Vom bi- zum trinationalen Dialog
Mit Blick auf die EU-Erweiterung im Jahre 2004 wäre es aus den Gründen, die ich am Anfang dargelegt habe, angesagt, die deutsch-polnische Verständigung an der Viadrina um Frankreich zu erweitern. Pläne in diese Richtung verfolgen wir schon seit anderthalb Jahren. Die bundespolitische Unterstützung wurde uns prinzipiell zugesagt, freilich wird es immer eng, wenn solche Projekte Geld kosten. Dennoch: Eine deutsch-französisch-polnische Universität könnte ein wunderbarer Motor für eine blühende Europäische Union werden.
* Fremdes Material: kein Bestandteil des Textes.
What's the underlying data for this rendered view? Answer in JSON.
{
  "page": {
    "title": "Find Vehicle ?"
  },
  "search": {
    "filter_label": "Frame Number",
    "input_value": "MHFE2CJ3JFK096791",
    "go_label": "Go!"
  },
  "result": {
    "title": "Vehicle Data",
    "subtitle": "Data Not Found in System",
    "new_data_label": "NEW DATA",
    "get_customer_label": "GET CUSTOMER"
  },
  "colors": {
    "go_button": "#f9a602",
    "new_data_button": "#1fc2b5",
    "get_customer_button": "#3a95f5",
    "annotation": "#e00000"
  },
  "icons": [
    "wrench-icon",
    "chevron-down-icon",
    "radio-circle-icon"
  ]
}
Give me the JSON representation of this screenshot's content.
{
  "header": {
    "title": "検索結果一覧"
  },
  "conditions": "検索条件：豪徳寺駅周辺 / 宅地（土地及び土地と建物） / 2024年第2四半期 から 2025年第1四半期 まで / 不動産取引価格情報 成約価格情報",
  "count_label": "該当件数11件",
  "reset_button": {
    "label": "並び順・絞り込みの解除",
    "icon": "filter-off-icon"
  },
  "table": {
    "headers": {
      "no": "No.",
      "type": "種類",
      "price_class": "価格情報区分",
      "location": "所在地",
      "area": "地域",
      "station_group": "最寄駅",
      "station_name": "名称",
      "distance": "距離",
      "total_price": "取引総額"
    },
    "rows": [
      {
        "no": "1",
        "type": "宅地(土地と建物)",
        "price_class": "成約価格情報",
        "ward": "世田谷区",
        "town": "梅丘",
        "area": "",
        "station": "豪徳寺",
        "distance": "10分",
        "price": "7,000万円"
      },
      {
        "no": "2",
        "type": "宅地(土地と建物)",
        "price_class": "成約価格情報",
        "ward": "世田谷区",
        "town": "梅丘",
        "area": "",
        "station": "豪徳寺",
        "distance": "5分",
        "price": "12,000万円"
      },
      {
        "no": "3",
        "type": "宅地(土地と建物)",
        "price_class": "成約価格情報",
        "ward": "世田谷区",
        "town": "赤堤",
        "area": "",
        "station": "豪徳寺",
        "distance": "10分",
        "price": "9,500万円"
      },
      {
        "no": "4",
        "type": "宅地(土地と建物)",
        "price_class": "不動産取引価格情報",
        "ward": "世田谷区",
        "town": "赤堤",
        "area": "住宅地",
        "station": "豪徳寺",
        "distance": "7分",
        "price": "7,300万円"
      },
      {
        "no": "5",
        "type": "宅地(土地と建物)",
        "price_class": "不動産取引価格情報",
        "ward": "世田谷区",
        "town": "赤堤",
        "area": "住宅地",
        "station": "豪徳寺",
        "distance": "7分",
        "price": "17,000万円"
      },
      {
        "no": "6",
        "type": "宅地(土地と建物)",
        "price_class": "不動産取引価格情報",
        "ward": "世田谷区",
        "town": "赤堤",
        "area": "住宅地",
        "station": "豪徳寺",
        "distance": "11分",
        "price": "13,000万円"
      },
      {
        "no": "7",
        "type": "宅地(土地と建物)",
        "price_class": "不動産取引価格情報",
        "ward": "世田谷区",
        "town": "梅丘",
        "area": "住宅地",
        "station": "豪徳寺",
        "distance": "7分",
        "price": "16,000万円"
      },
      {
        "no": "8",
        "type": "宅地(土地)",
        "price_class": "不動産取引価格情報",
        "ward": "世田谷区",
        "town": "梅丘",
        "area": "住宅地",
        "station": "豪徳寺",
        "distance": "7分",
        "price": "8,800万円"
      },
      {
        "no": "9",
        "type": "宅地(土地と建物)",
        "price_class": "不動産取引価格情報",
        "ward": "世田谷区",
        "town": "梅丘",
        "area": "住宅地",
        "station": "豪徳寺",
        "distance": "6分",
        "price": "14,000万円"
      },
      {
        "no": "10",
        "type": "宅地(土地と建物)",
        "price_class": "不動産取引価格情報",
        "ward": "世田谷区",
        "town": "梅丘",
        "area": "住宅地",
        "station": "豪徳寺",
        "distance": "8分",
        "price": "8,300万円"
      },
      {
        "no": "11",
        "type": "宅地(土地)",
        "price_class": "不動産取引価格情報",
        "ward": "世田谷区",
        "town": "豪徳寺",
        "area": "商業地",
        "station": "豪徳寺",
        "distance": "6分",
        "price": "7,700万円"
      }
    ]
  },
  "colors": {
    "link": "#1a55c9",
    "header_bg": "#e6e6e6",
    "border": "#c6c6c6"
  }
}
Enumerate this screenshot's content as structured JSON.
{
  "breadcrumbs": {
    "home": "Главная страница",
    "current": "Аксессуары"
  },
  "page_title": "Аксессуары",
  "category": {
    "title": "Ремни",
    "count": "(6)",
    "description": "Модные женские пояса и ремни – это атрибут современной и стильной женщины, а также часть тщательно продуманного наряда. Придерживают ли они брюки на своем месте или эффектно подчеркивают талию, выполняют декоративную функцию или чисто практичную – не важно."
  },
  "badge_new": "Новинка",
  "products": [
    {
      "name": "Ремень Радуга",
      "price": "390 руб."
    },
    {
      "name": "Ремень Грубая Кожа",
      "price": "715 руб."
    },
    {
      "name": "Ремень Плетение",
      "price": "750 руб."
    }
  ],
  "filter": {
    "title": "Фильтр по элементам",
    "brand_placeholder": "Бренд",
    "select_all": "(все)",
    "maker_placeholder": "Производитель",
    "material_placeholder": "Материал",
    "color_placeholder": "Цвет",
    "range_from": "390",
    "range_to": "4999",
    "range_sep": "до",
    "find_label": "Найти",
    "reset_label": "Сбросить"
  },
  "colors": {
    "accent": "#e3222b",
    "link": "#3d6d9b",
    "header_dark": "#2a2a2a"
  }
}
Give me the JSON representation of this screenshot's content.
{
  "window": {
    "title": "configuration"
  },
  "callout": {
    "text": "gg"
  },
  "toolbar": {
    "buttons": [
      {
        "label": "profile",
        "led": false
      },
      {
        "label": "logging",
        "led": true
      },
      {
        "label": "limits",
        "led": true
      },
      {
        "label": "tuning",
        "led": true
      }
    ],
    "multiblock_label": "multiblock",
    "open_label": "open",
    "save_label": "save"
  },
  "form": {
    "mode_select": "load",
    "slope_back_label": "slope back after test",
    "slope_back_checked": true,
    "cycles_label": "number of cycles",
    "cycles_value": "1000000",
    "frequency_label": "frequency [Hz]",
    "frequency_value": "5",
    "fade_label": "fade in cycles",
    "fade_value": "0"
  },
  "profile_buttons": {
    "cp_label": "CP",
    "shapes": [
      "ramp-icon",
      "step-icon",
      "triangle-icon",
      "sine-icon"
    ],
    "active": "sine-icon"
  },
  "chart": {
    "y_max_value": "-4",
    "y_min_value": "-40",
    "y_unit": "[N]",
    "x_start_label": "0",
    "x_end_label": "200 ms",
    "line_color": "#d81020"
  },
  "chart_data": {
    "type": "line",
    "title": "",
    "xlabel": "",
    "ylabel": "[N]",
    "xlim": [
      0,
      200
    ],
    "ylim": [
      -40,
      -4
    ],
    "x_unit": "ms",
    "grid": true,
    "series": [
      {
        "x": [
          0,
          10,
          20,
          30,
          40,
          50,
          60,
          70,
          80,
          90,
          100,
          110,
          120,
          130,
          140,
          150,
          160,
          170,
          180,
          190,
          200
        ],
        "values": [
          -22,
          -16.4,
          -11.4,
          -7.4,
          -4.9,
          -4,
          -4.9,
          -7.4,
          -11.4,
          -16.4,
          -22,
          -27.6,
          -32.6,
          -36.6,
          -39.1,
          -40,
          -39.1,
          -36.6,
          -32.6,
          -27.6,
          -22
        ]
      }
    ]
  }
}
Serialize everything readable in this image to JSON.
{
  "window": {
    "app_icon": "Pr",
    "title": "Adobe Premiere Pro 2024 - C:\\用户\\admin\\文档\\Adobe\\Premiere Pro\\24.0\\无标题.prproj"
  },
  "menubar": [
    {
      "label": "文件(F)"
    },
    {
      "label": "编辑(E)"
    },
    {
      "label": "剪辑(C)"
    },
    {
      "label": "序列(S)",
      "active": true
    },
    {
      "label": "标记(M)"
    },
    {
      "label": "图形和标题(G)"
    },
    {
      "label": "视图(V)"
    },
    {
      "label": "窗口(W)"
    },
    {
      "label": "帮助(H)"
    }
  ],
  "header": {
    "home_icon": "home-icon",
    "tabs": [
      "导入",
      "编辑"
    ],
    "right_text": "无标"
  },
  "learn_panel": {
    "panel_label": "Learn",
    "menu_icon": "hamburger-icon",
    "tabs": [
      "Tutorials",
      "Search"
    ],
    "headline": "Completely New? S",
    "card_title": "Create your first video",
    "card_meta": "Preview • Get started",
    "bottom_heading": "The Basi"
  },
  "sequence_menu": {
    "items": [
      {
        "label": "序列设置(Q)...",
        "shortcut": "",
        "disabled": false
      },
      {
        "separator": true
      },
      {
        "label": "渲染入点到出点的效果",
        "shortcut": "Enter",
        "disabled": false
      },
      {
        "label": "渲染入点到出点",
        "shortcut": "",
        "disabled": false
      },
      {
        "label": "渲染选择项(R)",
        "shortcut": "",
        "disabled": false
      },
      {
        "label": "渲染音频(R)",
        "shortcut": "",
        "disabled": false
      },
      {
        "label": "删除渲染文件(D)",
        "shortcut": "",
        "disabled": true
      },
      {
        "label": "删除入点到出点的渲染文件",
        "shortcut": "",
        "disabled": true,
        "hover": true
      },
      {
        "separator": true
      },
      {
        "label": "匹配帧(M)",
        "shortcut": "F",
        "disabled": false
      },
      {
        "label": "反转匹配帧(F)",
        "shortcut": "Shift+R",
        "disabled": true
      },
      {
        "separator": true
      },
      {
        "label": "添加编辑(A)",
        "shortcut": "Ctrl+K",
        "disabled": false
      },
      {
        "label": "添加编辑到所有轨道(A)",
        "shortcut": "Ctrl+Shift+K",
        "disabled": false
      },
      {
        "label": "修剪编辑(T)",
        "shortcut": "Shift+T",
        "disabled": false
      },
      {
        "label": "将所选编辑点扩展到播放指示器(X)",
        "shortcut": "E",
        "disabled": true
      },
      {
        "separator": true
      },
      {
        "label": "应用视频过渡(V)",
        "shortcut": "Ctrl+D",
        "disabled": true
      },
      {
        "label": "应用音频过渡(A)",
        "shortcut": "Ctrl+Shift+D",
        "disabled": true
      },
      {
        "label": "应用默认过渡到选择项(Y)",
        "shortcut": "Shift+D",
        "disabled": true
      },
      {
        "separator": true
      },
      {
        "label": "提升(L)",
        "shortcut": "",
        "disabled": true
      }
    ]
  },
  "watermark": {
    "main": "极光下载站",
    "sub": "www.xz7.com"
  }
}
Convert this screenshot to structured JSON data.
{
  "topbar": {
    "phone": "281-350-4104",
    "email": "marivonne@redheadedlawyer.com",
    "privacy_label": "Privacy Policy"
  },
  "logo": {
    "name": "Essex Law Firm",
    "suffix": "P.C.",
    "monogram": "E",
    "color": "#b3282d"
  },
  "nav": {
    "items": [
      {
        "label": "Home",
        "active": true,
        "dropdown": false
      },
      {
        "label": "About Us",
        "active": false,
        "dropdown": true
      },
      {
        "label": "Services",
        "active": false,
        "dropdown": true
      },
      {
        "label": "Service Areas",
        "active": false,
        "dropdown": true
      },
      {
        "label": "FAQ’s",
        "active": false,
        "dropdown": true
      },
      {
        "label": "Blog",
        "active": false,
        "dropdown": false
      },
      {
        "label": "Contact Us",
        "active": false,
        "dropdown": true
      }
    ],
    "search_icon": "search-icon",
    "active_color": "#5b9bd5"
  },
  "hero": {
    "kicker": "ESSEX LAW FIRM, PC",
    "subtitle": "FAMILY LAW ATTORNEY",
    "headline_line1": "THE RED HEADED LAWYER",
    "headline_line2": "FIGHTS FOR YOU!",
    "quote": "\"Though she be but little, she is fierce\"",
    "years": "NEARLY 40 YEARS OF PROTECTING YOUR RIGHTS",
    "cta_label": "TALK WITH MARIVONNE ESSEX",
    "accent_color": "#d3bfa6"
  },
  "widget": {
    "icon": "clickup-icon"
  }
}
Ich sage, nicht der einzige, und die letzten Monate haben uns noch einmal deutlich gemacht, was wir eigentlich längst wissen: Jede Anmaßung, den Ton anzugeben, alles was nach Machtarroganz schmeckt, müssen wir vermeiden. Sie provoziert sowohl im transatlantischen als auch im innereuropäischen Verhältnis Abwehr und Misstrauen. Aber die Ausweitung bilateraler Kooperation zu tri- oder multinationaler kann auch davor bewahren, sich so auf zweiseitige Fragen zu konzentrieren, dass man ganz andere Gesichtspunkte und Erfahrungen aus dem Blick verliert. In Europa werden wir zunehmend die Fähigkeit brauchen, eine Sache von sehr verschiedenen Gesichtspunkten her zu betrachten. Das könnten junge Menschen exemplarisch an einer trinationalen Universität mit einem ebenfalls trinationalen Lehrkörper gut lernen.
Die Viadrina hat in ihrem ersten Jahrzehnt bereits einen wichtigen Beitrag für die langfristigen deutsch-polnischen Beziehungen geleistet. Je mehr sie ihrem Namen der „Europa-Universität“ gerecht wird, desto erfolgreicher kann sie ihren Auftrag erfüllen.